Abstract
Ocean Renewable Power Company, LLC (ORPC) has successfully completed the OCGen® Module Mooring Project (Project).The Project made a significant step in the development of designs, methodologies and practices related to floating and mooring of marine hydrokinetic (MHK) devices. Importantly for ORPC, the Project provided a sound basis for advancing a technically and commercially viable OCGen® Power System. The OCGen® Power System is unique in the MHK industry and, in itself, offers distinct advantages over MHK devices that are secured to the seabed using fixed structural frames. Foremost among these advantages are capital and operating cost reductions and increased power extraction by allowing the device to be placed at a more energetic level of the water column.
This Project required an extensive research, design, development, testing, and data collection and analysis effort conducted with respect to a positively buoyant, submerged MHK device secured to the seabed using a tensioned mooring system. Although the Project was based on ORPC’s OCGen® Power System, it has wide applicability to other MHK systems and to other ocean-based technologies, including offshore oil and gas.
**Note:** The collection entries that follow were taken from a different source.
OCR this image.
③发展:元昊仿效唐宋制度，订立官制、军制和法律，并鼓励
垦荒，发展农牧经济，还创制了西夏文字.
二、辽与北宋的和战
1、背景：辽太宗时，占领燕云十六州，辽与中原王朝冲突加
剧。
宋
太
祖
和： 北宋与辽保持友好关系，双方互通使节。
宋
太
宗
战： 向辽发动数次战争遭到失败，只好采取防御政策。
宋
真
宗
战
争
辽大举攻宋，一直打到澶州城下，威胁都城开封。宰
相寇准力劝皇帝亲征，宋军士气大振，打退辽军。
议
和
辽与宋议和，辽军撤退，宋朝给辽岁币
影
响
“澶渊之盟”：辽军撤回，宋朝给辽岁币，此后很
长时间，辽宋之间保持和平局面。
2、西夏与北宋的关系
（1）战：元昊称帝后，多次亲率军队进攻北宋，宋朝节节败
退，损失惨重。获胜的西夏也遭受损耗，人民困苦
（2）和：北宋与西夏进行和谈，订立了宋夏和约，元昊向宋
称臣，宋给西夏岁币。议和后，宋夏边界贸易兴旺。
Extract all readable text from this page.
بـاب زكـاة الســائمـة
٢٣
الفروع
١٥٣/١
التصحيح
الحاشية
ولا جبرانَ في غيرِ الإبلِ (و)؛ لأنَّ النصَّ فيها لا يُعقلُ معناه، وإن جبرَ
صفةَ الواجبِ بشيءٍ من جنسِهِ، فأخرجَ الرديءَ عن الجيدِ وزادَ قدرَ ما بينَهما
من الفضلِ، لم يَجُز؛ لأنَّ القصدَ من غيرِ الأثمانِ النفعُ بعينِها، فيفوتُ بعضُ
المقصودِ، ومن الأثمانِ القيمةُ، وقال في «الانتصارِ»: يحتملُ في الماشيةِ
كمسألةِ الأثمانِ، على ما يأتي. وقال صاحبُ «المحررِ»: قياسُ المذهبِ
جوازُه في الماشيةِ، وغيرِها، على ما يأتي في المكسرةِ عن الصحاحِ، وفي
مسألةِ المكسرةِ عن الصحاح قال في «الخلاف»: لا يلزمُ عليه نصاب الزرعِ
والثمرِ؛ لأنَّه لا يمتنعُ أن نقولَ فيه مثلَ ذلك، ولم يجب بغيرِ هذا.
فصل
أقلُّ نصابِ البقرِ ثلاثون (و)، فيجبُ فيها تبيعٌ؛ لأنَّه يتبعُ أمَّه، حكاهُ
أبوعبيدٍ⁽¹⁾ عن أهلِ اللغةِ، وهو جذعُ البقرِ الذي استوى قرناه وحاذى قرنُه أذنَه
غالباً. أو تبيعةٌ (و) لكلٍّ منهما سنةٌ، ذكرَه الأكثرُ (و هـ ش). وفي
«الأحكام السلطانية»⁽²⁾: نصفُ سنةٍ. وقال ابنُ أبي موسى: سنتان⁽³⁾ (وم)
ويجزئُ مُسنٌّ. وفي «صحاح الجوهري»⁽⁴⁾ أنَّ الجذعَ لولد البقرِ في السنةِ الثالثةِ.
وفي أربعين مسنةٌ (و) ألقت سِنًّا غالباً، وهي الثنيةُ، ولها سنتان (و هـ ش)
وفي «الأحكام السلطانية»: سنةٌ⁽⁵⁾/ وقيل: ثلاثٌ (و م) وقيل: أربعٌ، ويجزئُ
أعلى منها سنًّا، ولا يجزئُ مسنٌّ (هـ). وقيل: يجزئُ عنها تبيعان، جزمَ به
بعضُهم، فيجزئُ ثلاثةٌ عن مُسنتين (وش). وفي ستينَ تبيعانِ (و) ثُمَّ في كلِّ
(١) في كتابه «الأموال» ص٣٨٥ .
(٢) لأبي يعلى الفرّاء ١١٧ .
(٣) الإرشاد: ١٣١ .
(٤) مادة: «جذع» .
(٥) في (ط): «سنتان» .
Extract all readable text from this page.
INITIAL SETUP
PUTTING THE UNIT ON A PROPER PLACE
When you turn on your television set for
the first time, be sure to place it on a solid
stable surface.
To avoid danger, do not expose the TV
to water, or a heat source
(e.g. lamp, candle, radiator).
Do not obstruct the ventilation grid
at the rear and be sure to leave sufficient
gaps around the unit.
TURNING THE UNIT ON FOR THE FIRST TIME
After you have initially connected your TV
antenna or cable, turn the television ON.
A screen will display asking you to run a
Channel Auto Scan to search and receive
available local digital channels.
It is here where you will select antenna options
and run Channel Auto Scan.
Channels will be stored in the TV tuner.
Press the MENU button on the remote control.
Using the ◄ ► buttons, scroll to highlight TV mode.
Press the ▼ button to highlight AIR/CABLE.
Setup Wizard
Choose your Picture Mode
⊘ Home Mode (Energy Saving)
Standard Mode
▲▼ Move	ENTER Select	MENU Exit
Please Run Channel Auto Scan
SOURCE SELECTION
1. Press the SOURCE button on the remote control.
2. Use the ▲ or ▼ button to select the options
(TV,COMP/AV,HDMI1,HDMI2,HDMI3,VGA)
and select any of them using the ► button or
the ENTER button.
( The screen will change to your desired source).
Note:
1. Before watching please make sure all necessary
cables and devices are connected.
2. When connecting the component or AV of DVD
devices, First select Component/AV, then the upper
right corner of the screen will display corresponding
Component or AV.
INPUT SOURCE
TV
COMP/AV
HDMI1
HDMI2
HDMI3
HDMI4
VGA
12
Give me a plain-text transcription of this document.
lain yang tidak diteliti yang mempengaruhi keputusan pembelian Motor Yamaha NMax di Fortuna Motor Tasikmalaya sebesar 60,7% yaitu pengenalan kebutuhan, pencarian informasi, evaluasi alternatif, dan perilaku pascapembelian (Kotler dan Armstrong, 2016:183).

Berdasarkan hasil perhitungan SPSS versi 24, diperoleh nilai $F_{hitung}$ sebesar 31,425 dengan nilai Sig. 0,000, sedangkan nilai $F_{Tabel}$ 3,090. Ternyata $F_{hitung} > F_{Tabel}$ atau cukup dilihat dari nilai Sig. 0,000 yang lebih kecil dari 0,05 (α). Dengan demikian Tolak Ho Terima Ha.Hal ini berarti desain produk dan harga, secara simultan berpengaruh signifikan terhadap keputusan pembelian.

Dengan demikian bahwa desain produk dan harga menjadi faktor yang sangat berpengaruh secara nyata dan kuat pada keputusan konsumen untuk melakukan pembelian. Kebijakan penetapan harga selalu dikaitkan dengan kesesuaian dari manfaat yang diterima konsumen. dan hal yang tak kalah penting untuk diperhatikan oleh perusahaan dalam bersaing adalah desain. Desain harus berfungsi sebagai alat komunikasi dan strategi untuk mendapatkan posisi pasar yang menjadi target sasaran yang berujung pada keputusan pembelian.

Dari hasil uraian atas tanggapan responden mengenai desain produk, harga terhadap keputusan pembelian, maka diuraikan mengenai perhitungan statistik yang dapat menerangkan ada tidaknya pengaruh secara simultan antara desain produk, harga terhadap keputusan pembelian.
Different analytic tools were evaluated for their utility in the design of submerged systems and their moorings. Three analytical approaches were evaluated: basic computational fluid dynamics (CFD), an ORPC developed lumped-parameter modeling effort, and use of commercial mooring analysis codes. These analytical efforts were supported by a limited scale model test effort. Commercial mooring codes offered significant advantages over the other approaches, in that a well developed and validated code offered higher confidence in the analysis results. Scale model testing was shown to have been qualitatively valuable by rapid testing of selected mooring configurations.
Deployment and testing of a prototype OCGen® system provided significant data related to mooring line loads and system attitude and station keeping. Mooring line loads were measured in situ and reported against flow speeds. The data set generated was one of the few data sets available for such mooring systems. The data will prove useful for additional validation work of newer design approaches.
The most important overall measure of the technical and economic effectiveness of the methods and techniques used in the Project was the full demonstration of the stability of the OCGen® device in reversing tidal currents and the efficacy of the tensioned mooring system. There was no doubt after completion of this Project, that the basic design assumptions of ORPC’s OCGen® Power System have been technically and operationally proven and that both capital and installation costs associated with the tensioned mooring system are significantly less than those incurred in ORPC’s fixed frame power system, the TidGen® Power System.
Costs of concrete and welded steel anchors were lower than the construction for the tubular space frame structures used for the TidGen® device. While overall masses may be equivalent between the anchors for OCGen® and the bottom support frame of the TidGen® device, the mass for the OCGen® anchors was mostly concrete as opposed to high quality steel. Costs of mooring lines were small compared to other project costs.
Installation costs for the buoyancy OCGen® system were much lower than for a piled foundation used for the TidGen® Power System. Installation for the TidGen® Power System would not be expected to be less than ten days of on-water work at the deployment site with expensive lift and barge assets. Deployment of the OCGen® system took place in two days with the majority of the assembly work conducted in protected near shore environments. Actual deployment of the system at the site took approximately six hours.
A further advantage of the OCGen® anchor system was the reduced environmental impact of the installation of the two concrete anchors in comparison to the steel framed bottom support structure with concrete piles for TidGen® Power System. Whereas installing a piled structure for the TidGen® device required hydroacoustic monitoring and observations of endangered species and marine mammals, it was determined by regulators that the tensioned mooring system required no such monitoring.